Adieu Betty Crocker
Québec-Amérique
2003
161 pages.
Résumé: Arlette, que ses neveux surnommaient Betty Crocker, c'est la tante emblématique de nos enfances, celle qui préparait des carrés aux Rice Crispies et des sandwichs sans croûtes, celle qui savait écouter, celle que tout enfant des années soixantes aurait secrètement voulue comme mère.
Après le décès de sa tante, Benoît Fillion, spécialiste du management, mène une enquête discrète sur cette spécialiste du ménage. Il découvre qu'Arlette souffrait d'une étrange maladie, à la fois banale et déconcertante, et que c'est précisément cette maladie qui faisait d'elle une ménagère si parfaite, une femme si extraordinairement ordinaire.
"François Gravel sait raconter avec humour et émotion; il sait aussi trouver les mots pour nommer le plus simple, le plus habituel, et donner au quotidien apparemment le plus banal une dimension jusque-là insoupçonnée."
Mon avis: C'est la deuxième fois que je lis ce roman. Je l'avais lu lors de sa sortie et...cette semaine. Je l'aime toujours autant! et j'avais oublié une foule de petits détails! Un roman original à cause du sujet traité. L'Agoraphobie. L'histoire se passe à Boucherville dans un nouveau quartier de bungalows dans les années '60. D'ailleurs le lecteur se promène entre les années '60 lorsqu'il s'âgit de Tante Arlette et 2002 lorsque Benoît raconte. Tante Arlette ne sortira pas de sa cuisine durant 30 ans.
Au début Benoît, à mesure qu'il écrit son article, raconte à son épouse la vie de sa tante Arlette. Mais vers la fin du roman, c'est Tante Arlette qui prend la parole et elle va nous expliquer comment elle a vécu avec sa maladie. Rien de larmoyant. Elle se connaissait bien et s'acceptait comme telle. Un roman quand même touchant et tous ceux et celles qui ont souffert de cette maladie se retrouveront sûrement dans les propos d'Arlette.
Un extrait page 109...
Madame et le management, monsieur et le ménage
"Je ne détestais pas les tâches ménagères. (C'est Benoît qui raconte) La lessive, en particulier, me plaît bien. Si on n'a rien d'autre à faire, ce n'est évidemment qu'une corvée insignifiante parmis d'autre, mais si on attend le moment propice - un article à écrire ou un cours à préparer, par exemple - , la corvée devient bénédiction. Le lavage n'est pas une affaire de linge sale, c'est une affaire d'humeur. Arlette serait d'accord avec moi, j'en suis sûr.

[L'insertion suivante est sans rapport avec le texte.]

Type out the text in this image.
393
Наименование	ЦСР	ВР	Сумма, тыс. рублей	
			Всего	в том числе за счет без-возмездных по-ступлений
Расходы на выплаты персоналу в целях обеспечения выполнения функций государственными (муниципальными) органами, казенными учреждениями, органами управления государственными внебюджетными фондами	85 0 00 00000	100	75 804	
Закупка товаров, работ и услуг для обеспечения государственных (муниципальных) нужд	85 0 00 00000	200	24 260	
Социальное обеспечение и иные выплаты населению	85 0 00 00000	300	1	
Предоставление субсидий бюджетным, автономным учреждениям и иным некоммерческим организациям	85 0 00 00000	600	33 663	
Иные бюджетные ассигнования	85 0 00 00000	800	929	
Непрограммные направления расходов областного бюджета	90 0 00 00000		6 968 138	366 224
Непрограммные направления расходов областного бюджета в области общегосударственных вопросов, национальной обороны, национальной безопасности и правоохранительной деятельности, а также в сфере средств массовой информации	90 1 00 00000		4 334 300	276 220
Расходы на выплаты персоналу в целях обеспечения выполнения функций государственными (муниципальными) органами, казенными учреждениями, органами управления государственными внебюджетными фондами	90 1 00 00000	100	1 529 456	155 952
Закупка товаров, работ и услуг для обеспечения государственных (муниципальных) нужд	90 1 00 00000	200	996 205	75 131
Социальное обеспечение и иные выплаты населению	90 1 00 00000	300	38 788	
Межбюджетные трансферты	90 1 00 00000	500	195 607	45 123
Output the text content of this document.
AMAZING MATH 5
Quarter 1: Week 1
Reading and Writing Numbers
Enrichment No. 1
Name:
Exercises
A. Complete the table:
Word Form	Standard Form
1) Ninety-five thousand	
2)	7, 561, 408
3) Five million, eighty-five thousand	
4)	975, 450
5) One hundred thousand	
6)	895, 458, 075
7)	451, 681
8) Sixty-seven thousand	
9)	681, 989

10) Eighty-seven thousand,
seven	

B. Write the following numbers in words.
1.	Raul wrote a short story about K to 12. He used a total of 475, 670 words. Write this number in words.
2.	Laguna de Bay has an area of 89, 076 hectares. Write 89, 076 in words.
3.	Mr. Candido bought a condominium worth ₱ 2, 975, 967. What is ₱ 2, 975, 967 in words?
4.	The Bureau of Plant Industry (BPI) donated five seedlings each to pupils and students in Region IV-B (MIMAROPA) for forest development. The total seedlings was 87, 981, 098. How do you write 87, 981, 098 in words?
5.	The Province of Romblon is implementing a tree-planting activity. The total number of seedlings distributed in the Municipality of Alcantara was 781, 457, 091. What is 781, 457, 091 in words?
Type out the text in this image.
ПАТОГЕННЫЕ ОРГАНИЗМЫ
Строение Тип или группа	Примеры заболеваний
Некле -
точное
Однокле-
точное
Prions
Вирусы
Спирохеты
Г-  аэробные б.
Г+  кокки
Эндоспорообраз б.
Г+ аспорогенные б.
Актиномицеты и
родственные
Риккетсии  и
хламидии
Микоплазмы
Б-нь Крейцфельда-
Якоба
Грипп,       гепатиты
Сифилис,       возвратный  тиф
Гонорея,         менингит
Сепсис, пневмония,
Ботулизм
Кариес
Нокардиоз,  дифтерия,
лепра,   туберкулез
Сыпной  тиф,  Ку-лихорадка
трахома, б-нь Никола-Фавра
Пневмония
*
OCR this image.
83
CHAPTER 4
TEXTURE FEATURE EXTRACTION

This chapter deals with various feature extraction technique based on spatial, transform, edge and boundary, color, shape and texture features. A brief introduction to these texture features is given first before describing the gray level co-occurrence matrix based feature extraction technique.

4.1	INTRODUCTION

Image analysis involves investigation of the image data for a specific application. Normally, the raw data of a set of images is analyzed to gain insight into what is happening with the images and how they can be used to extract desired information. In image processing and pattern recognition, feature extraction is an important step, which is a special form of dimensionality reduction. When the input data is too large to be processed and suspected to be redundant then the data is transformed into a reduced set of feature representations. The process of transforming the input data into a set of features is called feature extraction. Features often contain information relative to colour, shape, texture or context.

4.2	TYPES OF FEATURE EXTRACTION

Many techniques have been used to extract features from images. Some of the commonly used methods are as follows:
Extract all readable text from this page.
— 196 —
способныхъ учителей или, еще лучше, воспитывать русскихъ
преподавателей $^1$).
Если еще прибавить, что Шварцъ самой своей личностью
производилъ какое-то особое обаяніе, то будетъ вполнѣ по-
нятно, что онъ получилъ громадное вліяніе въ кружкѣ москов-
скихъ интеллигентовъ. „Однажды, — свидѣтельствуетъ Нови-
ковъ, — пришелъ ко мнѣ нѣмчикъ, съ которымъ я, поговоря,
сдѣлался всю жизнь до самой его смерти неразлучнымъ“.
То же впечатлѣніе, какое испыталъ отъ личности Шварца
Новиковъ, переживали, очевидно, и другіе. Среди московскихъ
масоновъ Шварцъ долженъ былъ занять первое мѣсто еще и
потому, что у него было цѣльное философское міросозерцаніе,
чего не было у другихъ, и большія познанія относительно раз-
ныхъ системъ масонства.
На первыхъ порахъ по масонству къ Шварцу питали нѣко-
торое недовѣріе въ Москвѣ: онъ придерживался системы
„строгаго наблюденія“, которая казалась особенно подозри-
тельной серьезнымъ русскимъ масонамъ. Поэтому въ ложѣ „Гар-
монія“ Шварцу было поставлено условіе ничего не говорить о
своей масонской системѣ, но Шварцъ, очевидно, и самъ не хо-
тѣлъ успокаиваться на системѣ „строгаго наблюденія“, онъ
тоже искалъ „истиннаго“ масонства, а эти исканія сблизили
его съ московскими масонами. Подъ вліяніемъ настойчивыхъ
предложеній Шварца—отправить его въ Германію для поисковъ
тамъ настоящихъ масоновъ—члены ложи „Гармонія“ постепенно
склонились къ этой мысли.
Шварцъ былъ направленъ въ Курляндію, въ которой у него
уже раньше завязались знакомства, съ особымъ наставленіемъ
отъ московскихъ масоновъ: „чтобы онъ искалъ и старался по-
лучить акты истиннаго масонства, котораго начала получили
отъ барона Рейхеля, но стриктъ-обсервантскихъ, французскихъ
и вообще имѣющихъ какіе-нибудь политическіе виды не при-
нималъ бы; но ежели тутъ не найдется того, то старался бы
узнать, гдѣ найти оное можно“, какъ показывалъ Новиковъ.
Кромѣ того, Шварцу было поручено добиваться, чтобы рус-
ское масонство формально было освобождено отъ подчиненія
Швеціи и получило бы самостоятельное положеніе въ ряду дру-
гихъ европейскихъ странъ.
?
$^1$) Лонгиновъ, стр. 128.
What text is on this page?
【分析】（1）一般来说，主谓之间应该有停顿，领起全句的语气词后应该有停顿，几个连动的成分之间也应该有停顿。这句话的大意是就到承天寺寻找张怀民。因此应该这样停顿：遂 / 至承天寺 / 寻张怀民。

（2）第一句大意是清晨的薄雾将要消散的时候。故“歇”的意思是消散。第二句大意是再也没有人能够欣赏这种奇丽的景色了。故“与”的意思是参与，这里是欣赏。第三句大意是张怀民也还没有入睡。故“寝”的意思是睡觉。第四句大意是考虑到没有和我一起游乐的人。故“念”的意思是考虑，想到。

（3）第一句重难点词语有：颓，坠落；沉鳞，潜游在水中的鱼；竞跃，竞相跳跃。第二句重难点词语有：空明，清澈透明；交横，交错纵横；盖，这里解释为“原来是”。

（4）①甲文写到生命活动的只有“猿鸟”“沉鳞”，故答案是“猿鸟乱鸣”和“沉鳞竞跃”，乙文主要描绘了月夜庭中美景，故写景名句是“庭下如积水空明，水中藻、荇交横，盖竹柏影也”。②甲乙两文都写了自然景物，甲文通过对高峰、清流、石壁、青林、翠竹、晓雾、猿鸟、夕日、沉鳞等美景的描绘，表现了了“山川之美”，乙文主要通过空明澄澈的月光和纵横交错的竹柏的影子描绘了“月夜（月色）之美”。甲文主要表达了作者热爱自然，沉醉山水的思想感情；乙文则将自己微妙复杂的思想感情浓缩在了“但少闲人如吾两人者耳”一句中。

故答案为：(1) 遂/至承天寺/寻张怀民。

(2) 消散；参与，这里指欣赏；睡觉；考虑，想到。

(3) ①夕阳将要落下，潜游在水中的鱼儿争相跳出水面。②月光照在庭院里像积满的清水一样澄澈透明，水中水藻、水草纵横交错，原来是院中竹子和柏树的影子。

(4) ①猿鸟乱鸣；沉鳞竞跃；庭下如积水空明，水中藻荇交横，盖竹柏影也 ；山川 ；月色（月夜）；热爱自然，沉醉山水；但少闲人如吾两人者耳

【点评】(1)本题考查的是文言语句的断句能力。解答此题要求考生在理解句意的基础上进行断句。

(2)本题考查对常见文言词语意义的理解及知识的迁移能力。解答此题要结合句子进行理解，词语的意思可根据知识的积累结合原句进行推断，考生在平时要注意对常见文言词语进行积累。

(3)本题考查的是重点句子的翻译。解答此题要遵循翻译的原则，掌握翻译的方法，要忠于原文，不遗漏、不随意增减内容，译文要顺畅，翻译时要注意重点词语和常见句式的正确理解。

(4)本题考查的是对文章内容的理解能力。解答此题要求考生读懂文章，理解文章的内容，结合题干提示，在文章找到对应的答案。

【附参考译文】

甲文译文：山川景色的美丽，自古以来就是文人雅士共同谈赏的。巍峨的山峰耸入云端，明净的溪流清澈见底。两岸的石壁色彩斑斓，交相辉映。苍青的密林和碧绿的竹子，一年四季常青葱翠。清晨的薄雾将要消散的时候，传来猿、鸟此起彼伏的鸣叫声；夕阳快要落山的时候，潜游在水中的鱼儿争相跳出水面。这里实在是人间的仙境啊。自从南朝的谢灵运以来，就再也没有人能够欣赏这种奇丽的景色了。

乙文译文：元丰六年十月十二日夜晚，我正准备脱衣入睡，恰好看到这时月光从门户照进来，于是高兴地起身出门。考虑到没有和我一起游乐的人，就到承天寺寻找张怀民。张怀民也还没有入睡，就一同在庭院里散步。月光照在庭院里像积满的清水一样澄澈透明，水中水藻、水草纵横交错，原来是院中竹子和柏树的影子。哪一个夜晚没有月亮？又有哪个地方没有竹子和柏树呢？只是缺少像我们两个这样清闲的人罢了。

Choisir le cycle, mettre du savon à lessive, remplir la machine, refermer le couvercle, ça y est, je peux maintenant m'installer à mon ordinateur, ma prochaine récréation est déjà programmée: dans moins d'une heure, je devrai transférer les vêtements dans la sécheuse, et je bénéficierai d'une pause non seulement légitime mais utile. Monsieur est efficace. Aussi efficace que la ménagère qui sait utiliser les sains principes du management. "Ménage et management", voilà d'ailleurs le titre de mon article. Le ménage, c'est l'administration des choses domestiques, dit le dictionnaire. Pourquoi ne l'étudierait-on pas dans les écoles d'administration? Faire le ménage, c'est entretenir la maison, c'est créer de l'harmonie. Faire le ménage, c'est prendre soin de son entreprise, quelle qu'elle soit, et il n' a pas de petite entreprise, comme je le répète souvent à mes étudiants, pas plus qu'il n'y a pas de petit profit ni de petit bonheur."
C'est vraiment un bon livre plein d'humour et de réalisme!